I have been involved in research on GnRH analogs for almost 20 years and Reproductive Partners was involved in the North America Antagon study. Based on the results I have advised using an oral contraceptive in the preceding cycle to improve egg yield and to allow flexibility in scheduling the egg retrieval. Since the LH levels were quite low on Antagon, and low LH levels could reduce egg quality, we are recommending that women on Antagon should take 1 or 2 ampules of hMG (Pergonal, Humegon or Repronex), that contains LH. These modifications should bring the Antagon results to levels very close or equal to Lupron. At Reproductive Partners we will be involved in additional studies to examine both of these variables over the next year or two, but I would feel confident that patients who wish to use Antagon would not significantly influence their results.

The large trials described above excluded poor responders. Since poor responders can have improved results by avoiding suppression with a GnRH agonist, they may do particularly well on Antagon. We will be doing a controlled study comparing Antagon with the mini-Lupron flare, which is currently the protocol of choice for poor responders.

In summary, Antagon should provide the same benefits as the GnRH agonist with fewer injections and no menopausal side effects, thus further simplifying ovarian stimulation for IVF.

Viagra and Fertility

A poster presented at the recent conjoint meeting of the American Society for Reproductive Medicine and the Canadian Fertility and Andrology Society concluded that men taking Viagra do not need to worry about its effects on their fertility.
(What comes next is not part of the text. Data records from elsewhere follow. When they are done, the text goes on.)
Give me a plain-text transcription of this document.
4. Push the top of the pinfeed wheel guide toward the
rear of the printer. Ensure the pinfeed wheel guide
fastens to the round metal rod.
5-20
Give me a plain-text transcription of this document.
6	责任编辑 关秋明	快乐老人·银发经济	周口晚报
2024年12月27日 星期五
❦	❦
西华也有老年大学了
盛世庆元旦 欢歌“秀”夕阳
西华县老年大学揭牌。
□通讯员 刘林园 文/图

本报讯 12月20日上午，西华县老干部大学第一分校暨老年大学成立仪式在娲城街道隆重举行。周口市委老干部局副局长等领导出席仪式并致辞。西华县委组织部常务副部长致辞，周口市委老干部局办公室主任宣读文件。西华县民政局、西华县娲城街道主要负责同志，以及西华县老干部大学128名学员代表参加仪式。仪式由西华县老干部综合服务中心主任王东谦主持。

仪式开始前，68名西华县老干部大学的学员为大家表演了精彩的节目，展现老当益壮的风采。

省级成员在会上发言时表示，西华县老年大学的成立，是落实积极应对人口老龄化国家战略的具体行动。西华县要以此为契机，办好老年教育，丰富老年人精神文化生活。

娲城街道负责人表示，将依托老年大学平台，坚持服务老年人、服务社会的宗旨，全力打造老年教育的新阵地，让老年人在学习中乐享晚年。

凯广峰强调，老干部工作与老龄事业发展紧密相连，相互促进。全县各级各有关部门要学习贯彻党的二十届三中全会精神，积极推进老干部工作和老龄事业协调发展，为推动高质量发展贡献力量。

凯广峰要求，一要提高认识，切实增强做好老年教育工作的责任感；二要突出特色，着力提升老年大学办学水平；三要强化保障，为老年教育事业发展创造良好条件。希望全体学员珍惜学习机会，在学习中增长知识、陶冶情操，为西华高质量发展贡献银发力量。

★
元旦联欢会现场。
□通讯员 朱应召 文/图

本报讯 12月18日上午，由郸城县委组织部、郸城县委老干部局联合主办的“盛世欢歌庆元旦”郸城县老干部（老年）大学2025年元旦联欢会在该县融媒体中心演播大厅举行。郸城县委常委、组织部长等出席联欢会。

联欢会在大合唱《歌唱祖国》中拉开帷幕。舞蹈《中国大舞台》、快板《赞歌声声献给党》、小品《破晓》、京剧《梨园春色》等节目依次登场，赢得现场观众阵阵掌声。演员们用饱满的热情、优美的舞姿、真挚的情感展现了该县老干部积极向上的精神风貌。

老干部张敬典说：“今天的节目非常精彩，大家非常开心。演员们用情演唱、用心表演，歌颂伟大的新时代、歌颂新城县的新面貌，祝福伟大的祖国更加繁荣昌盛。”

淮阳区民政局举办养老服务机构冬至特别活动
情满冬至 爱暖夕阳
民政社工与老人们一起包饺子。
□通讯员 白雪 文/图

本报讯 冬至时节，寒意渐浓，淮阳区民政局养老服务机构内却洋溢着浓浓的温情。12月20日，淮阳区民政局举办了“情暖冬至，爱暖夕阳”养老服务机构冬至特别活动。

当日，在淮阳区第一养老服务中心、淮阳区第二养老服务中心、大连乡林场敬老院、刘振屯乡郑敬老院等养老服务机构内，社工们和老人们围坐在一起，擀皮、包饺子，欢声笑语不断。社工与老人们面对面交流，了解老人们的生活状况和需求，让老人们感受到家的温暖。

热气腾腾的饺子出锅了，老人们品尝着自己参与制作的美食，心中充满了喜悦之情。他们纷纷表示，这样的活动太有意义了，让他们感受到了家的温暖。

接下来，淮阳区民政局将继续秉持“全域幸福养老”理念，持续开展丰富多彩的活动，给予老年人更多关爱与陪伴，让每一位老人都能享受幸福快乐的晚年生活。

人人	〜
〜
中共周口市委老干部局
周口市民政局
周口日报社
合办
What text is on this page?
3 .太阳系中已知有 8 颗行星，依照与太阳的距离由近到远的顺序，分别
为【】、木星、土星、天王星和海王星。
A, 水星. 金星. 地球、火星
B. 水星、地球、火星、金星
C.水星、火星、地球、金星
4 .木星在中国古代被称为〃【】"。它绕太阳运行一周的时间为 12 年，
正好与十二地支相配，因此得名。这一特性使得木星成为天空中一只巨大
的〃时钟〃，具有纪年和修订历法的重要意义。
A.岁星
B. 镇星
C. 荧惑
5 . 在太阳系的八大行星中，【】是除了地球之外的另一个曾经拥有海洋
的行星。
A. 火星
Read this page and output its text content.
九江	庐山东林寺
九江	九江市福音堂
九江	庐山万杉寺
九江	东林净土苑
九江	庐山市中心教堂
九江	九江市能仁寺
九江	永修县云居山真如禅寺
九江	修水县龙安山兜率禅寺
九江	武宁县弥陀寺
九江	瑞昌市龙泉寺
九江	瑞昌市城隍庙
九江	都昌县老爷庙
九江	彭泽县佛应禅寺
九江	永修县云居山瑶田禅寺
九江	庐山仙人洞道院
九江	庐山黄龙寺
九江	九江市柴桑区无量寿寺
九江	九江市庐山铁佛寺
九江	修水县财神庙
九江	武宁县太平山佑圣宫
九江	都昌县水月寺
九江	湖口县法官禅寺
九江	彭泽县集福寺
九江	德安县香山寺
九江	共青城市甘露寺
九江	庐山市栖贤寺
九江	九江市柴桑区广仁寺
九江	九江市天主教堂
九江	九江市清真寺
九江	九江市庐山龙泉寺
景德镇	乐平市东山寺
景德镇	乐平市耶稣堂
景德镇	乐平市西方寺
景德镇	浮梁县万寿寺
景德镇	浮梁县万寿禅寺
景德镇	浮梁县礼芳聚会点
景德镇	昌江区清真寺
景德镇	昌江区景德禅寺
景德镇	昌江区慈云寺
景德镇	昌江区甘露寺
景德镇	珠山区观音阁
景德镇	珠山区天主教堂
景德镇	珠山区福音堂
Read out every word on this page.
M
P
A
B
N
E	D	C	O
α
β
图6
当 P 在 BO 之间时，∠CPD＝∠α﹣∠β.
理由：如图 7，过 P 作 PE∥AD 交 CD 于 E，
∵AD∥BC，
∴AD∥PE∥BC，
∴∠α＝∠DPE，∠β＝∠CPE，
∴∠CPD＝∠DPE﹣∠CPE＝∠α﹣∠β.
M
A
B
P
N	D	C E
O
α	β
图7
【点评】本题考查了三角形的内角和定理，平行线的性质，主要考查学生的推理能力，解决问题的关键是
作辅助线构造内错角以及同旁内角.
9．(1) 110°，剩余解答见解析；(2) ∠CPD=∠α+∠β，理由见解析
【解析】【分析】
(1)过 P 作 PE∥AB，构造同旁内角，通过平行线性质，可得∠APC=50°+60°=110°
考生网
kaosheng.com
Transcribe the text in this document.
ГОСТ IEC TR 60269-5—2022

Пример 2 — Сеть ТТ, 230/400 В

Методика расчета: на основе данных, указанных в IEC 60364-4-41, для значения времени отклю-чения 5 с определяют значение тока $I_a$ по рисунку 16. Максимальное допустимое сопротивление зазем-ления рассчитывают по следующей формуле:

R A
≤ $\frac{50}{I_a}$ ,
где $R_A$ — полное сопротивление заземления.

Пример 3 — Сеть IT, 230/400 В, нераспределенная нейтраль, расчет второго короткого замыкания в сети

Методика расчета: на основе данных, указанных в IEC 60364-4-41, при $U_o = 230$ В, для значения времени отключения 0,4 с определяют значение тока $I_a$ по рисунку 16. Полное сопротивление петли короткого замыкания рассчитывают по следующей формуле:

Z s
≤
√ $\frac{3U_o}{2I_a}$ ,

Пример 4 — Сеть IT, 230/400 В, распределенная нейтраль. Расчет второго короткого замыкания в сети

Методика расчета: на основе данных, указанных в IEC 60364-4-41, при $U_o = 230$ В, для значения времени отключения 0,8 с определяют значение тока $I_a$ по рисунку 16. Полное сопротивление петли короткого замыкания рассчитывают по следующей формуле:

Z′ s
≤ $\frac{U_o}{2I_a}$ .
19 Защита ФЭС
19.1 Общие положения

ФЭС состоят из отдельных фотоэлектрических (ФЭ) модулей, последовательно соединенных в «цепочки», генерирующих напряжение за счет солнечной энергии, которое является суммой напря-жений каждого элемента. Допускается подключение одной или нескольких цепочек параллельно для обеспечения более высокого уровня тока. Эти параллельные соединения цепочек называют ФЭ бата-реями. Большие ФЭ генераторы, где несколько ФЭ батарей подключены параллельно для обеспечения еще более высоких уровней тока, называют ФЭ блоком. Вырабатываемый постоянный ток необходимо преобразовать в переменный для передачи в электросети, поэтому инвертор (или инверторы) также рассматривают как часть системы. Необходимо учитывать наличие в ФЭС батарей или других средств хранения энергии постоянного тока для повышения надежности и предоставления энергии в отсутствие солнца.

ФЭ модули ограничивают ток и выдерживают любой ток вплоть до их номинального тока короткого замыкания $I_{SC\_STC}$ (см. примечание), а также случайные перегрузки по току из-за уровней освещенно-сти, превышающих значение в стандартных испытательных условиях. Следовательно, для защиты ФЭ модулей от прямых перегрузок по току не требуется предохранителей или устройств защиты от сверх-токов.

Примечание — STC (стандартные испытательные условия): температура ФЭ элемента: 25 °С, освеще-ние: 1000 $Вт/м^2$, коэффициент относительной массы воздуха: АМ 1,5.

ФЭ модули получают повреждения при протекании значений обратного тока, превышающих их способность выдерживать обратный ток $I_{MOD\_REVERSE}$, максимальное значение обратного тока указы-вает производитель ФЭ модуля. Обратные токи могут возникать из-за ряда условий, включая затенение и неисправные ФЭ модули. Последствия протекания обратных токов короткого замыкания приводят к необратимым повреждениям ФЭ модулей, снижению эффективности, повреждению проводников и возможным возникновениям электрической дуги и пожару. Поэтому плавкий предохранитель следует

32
This study, which was performed in vitro (outside the body), involved incubating sperm with various concentrations of Viagra and a control solution. The test had to be performed in the laboratory rather than on test subjects because the length of time required to see an effect on sperm in vivo would require the test subjects to be on the drug constantly for almost three months. In this test, the authors concluded that Viagra had no effect on a normal sperm’s motility, viability or membrane integrity.

Since this study was done in the laboratory and measured limited parameters, many further studies will be needed before couples can be reassured that Viagra has no significant effects on the chromosomes of the sperm in vivo or if it may have the potential to produce birth defects.